Perhaps it's because most people turn it off during its slow first half hour. But those who refrain are justly rewarded: Jeff Goldblum and Rowan Atkinson dancing in nuns' habits and sequined red mini-skirts! A giddy, out-of-the-blue montage in which all the characters sing along to "It Must Be Love"! An absurd staging of a musical version of The Elephant Man, featuring the heartrending love song "He's Packing His Trunk"! And a furniture-destroying, milk-carton-flattening, piano-playing sex scene that would've topped this list had I known about it.
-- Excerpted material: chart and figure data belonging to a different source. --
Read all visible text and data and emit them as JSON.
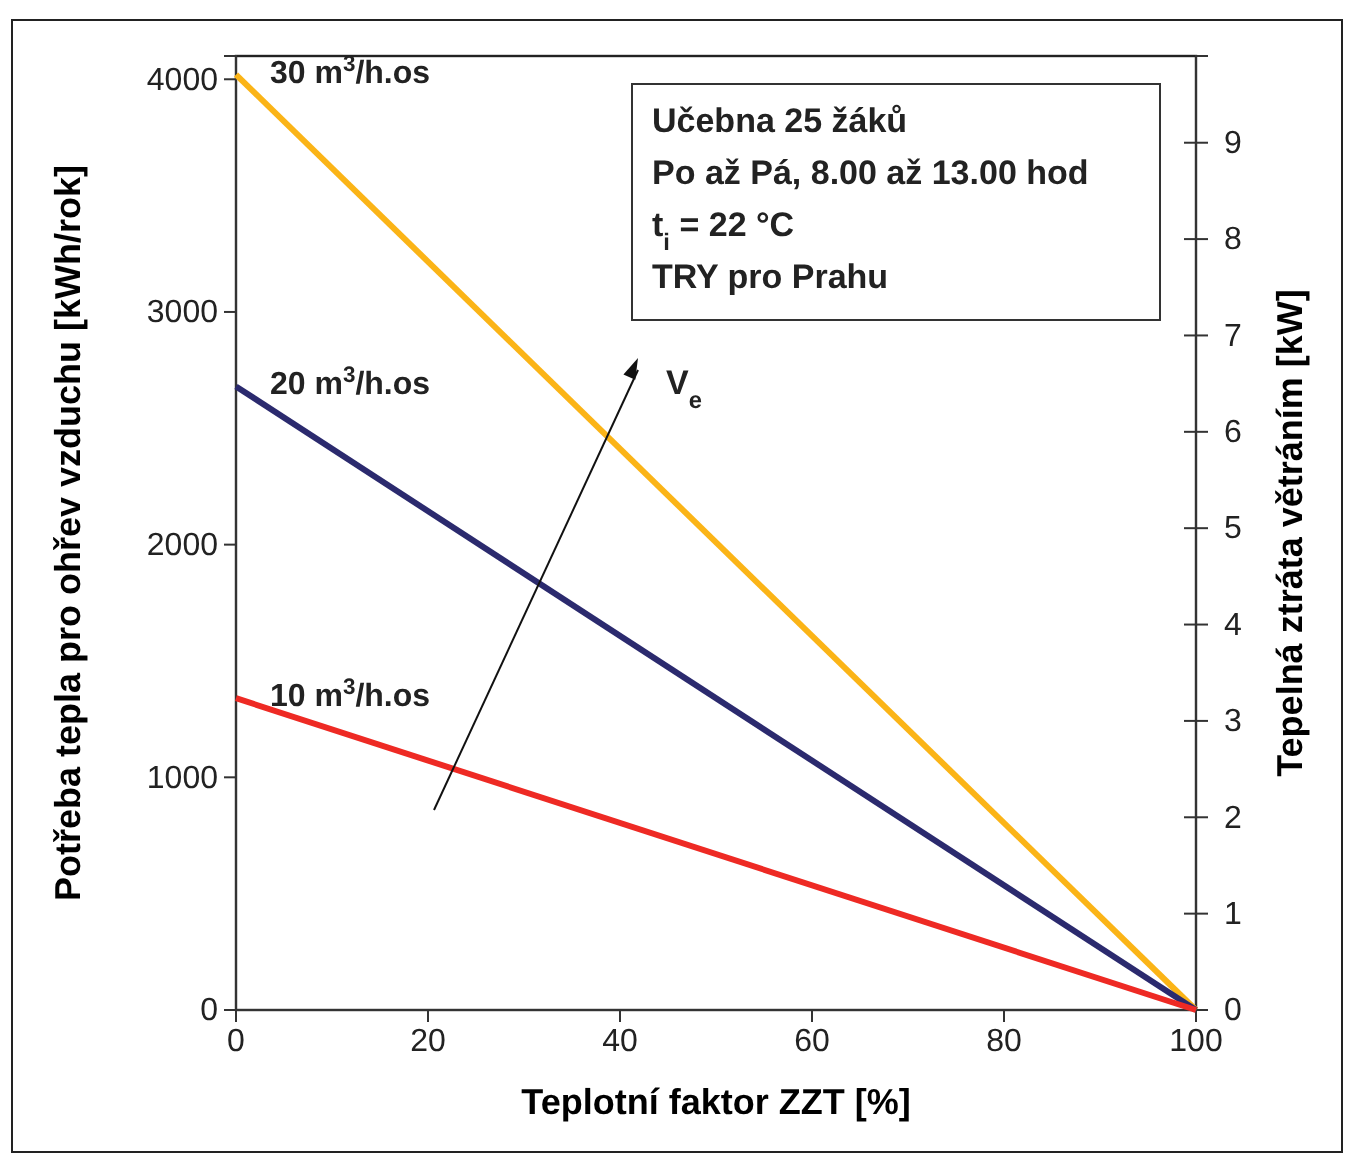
{
  "chart_data": {
    "type": "line",
    "xlabel": "Teplotní faktor ZZT [%]",
    "ylabel": "Potřeba tepla pro ohřev vzduchu [kWh/rok]",
    "y2label": "Tepelná ztráta větráním [kW]",
    "x": [
      0,
      100
    ],
    "series": [
      {
        "name": "30 m$^{3}$/h.os",
        "color": "#fbb417",
        "values": [
          4020,
          0
        ]
      },
      {
        "name": "20 m$^{3}$/h.os",
        "color": "#2b2a6e",
        "values": [
          2680,
          0
        ]
      },
      {
        "name": "10 m$^{3}$/h.os",
        "color": "#ee2a24",
        "values": [
          1340,
          0
        ]
      }
    ],
    "xlim": [
      0,
      100
    ],
    "xticks": [
      0,
      20,
      40,
      60,
      80,
      100
    ],
    "ylim": [
      0,
      4100
    ],
    "yticks": [
      0,
      1000,
      2000,
      3000,
      4000
    ],
    "y2lim": [
      0,
      9.9
    ],
    "y2ticks": [
      0,
      1,
      2,
      3,
      4,
      5,
      6,
      7,
      8,
      9
    ],
    "annotations": [
      "Učebna 25 žáků",
      "Po až Pá, 8.00 až 13.00 hod",
      "t$_{i}$ = 22 °C",
      "TRY pro Prahu",
      "V$_{e}$"
    ],
    "grid": false,
    "legend": false,
    "marker": "none",
    "line_style": "solid"
  }
}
Goldblum (like Oliver Platt, John Malkovich and Christopher Walken) is best at playing himself, and even then it's hit-or-miss. But his character here -- Dexter, a charming, hapless West End theatre imp -- is a perfect fit. Who else can deliver the line "I hope all your children have very small dicks! And that includes the girls!" with such hollow, self-aware aplomb? Throw in Rowan Atkinson as a megalomaniacal comic ("What in the name of Judas Iscariot's bumboy is going on?") and Thompson as a carnally blunt antidote to Meg Ryan ("Are you going to walk me home? Or should I just get murdered on my own?"), and you've got a refreshing, exuberant bit of British irreverance toward sex, dating and theatre. Consider this exchange between Dexter and his prim, glib agent Mary, who is decidedly un-Poppinsish:
You can guess who plays the lead in "Elephant!" The results rival the hilarity of "Red, White & Blaine."AGENT: Well, the only other thing at the moment is a new musical that the RSC are doing.
DEXTER: Er, what's it about?
AGENT: The Elephant Man.
DEXTER: A musical of the Elephant Man? What's it called?
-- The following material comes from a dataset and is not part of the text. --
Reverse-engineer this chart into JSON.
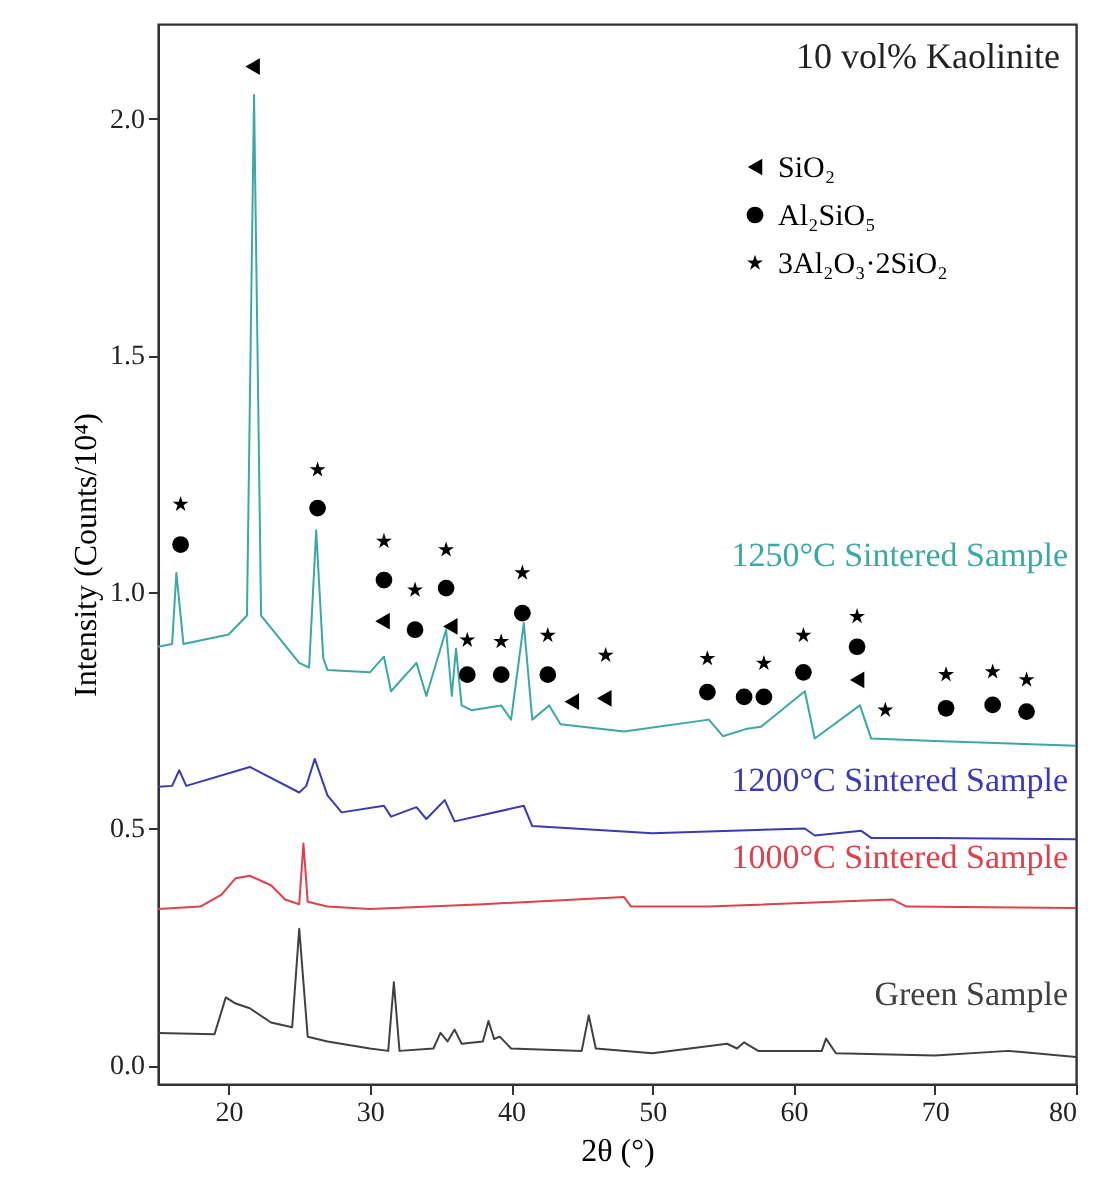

AGENT: "Elephant," I think -- with an exclamation mark presumably.
DEXTER: Pity the poor bastard who has to play the elephant.
AGENT: Remember dearest, everyone thought Jesus Christ Superstar was a stupid idea.
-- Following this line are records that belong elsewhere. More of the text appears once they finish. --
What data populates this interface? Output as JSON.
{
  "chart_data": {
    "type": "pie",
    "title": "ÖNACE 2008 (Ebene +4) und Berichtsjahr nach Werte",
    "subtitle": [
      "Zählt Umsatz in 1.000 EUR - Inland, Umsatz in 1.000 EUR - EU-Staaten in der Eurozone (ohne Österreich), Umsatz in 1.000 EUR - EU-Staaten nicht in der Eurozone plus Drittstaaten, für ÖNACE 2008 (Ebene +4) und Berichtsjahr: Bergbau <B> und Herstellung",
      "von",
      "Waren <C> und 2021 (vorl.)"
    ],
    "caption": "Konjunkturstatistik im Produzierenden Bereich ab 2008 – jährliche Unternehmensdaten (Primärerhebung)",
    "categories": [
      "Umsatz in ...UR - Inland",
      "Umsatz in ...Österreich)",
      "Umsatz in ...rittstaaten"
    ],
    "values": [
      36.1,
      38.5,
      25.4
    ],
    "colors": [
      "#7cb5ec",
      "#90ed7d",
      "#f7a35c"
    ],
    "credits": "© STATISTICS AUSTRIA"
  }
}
DEXTER: Jesus Christ Superstar was a stupid idea.
AGENT: True.
5 comments:
This movie is a gem. I can't remember the last time I couldn't stop laughing just thinking about scenes from a movie, which is exactly what happened the day after I watched The Tall Guy. Luckily I was only at work when the giggles started. Had I been at church or a funeral, it would have been a laughing-fit disaster.
I found the Elephant: The Musical parts to be the most hilarious. Oh man. Funnier than Springtime for Hitler.
P.S. Dashing new pic, J.J.
Ah yes, I should've brought The Producers into the mix. Perhaps I'll post about satirical faux-musical numbers in the future. The Tall Guy's elephant men tap dance number and "Somewhere in Heaven Is an Angel with Big Ears" deserves a place right next to The Producers' "Springtime for Hitler" and Waiting for Guffman's "Stool Boom."
i was going to try to leave some sort of fun comment on how exciting it sounds and how i'll have to see it someday. but i had no fun comments, and deleted all of my previous attempts. so there. i would like to see the movie though.
Beedow, you would love it. When you're finished touring the country, you should get Netflix and immediately add it to your queue.
Ultra-trivial 2 cents worth:
THE TALL GUY was directed by Mel Smith, who also played the Albino in THE PRINCESS BRIDE-- he can be seen in the dungeon where they're torturing Cary Elwes.